Temporal effects on internal fluorescence emissions associated with aflatoxin contamination from corn kernel cross-sections inoculated with toxigenic and atoxigenic Aspergillus flavus

Authors: HRUSKA, ZUZANA - Mississippi State University; YAO, HAIBO - Mississippi State University; KINCAID, RUSSELL - Mississippi State University; Brown, Robert; Bhatnagar, Deepak; Cleveland, Thomas

Submitted to: Frontiers in Microbiology
Publication Type: Peer Reviewed Journal
Publication Acceptance Date: 8/24/2017
Publication Date: 9/15/2017
Citation: Hruska, Z., Yao, H., Kincaid, R., Brown, R.L., Bhatnagar, D., Cleveland, T.E. 2017. Temporal effects on internal fluorescence emissions associated with aflatoxin contamination from corn kernel cross-sections inoculated with toxigenic and atoxigenic Aspergillus flavus. Frontiers in Microbiology. 8:1718. https://doi.org/10.3389/fmicb.2017.01718.
DOI: https://doi.org/10.3389/fmicb.2017.01718

Interpretive Summary: Non-invasive, easy to use and cost-effective spectral technology offers a valuable alternative for rapid detection of aflatoxins. Fluorescence hyperspectral imaging, in particular, offers a potential rapid and non-invasive method for detecting the presence of aflatoxins in corn infected with the aflatoxin producing fungus Aspergillus flavus (A. flavus). Earlier studies have shown that whole corn kernels contaminated with aflatoxins exhibit different spectral signatures (fluorescence peaks of contaminated kernels shifted to higher wavelengths) from uncontaminated kernels based on the external fluorescence emission of the whole kernels. The present study examined the internal fluorescence spectral emissions from cross sections of kernels infected with toxigenic (toxin producing) and atoxigenic (non producing) A. flavus in order to separate the two fungal strains from each other and detect the aflatoxin signal. Although results indicate no difference in peak shift between the toxigenic A. flavus from the atoxigenic, there was a marked difference in fluorescence intensity seen on different days between the two strains, which may be a useful indicator of the location of aflatoxin contamination. The ability of successfully separating corn kernels contaminated with toxigenic from atoxigenic fungi based on spectra, would benefit the grain industry, particularly the growers and exporters.

Technical Abstract: Non-invasive, easy to use and cost-effective technology offers a valuable alternative for rapid detection of carcinogenic fungal metabolites, namely aflatoxins, in commodities.
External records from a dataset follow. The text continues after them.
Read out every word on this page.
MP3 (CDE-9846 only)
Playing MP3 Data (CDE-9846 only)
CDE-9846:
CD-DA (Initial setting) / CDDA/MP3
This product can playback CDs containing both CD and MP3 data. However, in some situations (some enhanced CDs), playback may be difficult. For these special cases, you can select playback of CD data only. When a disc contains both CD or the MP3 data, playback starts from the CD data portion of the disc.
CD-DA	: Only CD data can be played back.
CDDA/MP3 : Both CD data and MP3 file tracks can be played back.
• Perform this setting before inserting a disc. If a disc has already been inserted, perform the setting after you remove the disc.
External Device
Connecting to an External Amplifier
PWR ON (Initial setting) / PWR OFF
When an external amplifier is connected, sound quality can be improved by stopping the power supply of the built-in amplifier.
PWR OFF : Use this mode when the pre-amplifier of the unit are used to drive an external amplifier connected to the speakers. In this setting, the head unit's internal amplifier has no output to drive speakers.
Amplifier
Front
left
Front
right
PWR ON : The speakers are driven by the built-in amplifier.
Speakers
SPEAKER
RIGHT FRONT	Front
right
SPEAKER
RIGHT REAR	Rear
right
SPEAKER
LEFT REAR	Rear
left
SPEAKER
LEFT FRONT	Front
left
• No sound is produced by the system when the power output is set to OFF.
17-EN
One relatively recent development in this area is the use of spectral technology. Fluorescence hyperspectral imaging, in particular, offers a potential rapid and non-invasive method for detecting the presence of aflatoxins in maize infected with the toxigenic fungus Aspergillus flavus. Earlier studies have shown that whole maize kernels contaminated with aflatoxins exhibit different spectral signatures from uncontaminated kernels based on the external fluorescence emission of the whole kernels. Here, the effect of time on the internal fluorescence spectral emissions from cross sections of kernels infected with toxigenic and atoxigenic A. flavus, were examined in order to eliminate the possibility that any differential signal was due to the presence of fungus and not strictly due to the presence of aflatoxin. First, the difference in internal fluorescence emissions between cross-sections of kernels incubated in toxigenic and atoxigenic inoculum was assessed. Kernels were inoculated with AF13 and AF36 for 5, 7, and 9 days before cross-sectioning and imaging. There were 180 kernels (360 halves) imaged, including controls. Second, in a different set of kernels (15 kernels/group; 135 total), the germ of each kernel was separated from the endosperm to determine the major areas of aflatoxin accumulation and progression over nine growth days. Kernels were inoculated with AF13 (toxigenic) and AF36 (non-toxigenic) fungal strains for 5, 7, and 9 days before the endosperm and germ were separated, followed by fluorescence hyperspectral imaging and chemical aflatoxin determination, respectively. The results indicate that, although there was no discernible difference between the aflatoxin producing A. flavus from the non-producing strain in maize cross-sections on the basis of a fluorescence peak shift, the marked difference in fluorescence intensity seen on different days between the two strains, may be a useful indicator of the location of aflatoxin contamination. Results also reveal a possible preferential difference in the internal colonization of maize kernels between the toxigenic and atoxigenic strains of A. flavus suggesting a potential window for differentiating the strains based on fluorescence spectra at different time points.